広告のお仕事も少しだけですけど、投稿するタイミングだったり、写真の撮り方とかで役に立ったのかなって思ってます。少しだけ。。。
家で安定してサワードウブレッドが焼けるようになって、自分が納得のいくクオリティが出せてきたと思えてきた頃、インスタグラムで写真を投稿していると、友人知人から
「買いたいな!」
ってメッセージをもらえうようになりました。
やっと、100個届ける目標のスタート地点に立てたと思えた瞬間です。
そこから、平日は仕事。週末パン作り。といった生活を送っていきます。
1度に1個しか焼けないオーブンに加えて、ミキサーも買わず手ごねで仕込んでいたこともあって、4個が仕込み限界量でした。
(ミキサーに頼らず生地感を肌で感じたいと思って頑固に腕を酷使していましたw)
あっという間の気持ちでしたが、1年くらいかけて、目標の100個に到達しました。
ついに自分の知人友人ではない、インスタグラムを見て興味を持っていただいた方から
「販売されているんですか?」
と、問い合わせも来るようになりました。
もしかしたら、自分のお店を持ってもやっていけるかな。。
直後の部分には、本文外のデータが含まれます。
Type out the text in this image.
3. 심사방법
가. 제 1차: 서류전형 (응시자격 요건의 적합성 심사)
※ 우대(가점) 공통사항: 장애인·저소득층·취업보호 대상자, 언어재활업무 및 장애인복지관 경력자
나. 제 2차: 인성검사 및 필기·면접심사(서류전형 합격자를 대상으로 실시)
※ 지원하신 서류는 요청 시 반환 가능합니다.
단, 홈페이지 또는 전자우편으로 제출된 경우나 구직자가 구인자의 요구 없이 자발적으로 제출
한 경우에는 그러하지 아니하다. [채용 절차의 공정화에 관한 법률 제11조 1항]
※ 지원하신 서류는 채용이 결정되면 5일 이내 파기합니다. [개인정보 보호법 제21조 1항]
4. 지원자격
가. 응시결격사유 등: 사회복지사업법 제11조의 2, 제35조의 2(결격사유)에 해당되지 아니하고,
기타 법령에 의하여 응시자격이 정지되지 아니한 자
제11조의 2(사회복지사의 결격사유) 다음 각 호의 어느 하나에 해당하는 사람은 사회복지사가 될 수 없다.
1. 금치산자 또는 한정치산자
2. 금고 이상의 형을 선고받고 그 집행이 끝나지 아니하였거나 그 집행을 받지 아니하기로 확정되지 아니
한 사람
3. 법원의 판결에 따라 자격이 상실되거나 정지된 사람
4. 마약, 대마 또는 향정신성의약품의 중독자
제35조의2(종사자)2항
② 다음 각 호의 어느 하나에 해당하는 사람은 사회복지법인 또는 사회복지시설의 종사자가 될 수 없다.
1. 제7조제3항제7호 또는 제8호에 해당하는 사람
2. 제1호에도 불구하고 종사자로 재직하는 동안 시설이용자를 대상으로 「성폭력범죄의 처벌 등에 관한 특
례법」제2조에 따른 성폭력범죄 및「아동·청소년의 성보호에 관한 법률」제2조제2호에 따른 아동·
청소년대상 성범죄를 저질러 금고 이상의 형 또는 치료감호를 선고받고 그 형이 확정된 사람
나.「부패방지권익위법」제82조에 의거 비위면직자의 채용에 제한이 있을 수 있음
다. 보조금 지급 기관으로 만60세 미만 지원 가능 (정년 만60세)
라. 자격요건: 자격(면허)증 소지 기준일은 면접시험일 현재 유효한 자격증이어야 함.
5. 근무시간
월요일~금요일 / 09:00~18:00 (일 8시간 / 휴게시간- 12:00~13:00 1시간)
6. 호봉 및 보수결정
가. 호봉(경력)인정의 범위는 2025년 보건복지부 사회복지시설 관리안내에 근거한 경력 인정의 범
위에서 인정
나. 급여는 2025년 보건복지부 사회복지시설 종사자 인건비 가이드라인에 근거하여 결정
。
と思えました。
、、、。
本業への想いが薄くなっている自分に、ちゃんと神様は悪戯というか、当たり前の仕打ちをしてきます。
週末も客先の催事などが多い担当になってしまい、パンを焼く時間がなくなってしまったんです。
お金を頂いているお仕事、もちろん文句は言わない言えない立場なんですけど、平日に代休を入れたり、突然週末も仕事と言われることもあったりと、落ち着かない生活になってしまいました。
サワードウブレットが焼けるようになり、目標にしていた100個焼いて届けるという目標も達成して、サワードウブレッドへの想いがより、強くなっている自分には耐えれませんでした。
わがままですけど、自分の好きなことを続けられないことは苦痛で、仕事をしている意味があるのかわからなくなってしまいました。
それはワイン屋さんで過ごした時間と同じ状態でした。
もっとたくさんパンが焼きたい。
夢を実現できるかもしれない。
もしかしたら、、、という、気持ちを抑えられず、食品広告会社さんを辞めることにしました。
もっとパンを焼きたいという気持ちに素直になってみようと思い、次の道に進みます。
最後に
もし、お店を開いた時は、聞いてください。家で焼いてみて悩むことがあったら。
サワードウブレッドは作る人によって味が変わります。
いくら製法が同じであっても、似て非なるパンに仕上がります。
不思議なパンです。
なので、自分もノウハウとは言えないレベルでしょうけど、家で焼くアドバイスはできると思っています。
それも自分にオーストラリアでサワードウブレッド職人のチャンスをくれた店主や職場への恩返しになると思っています。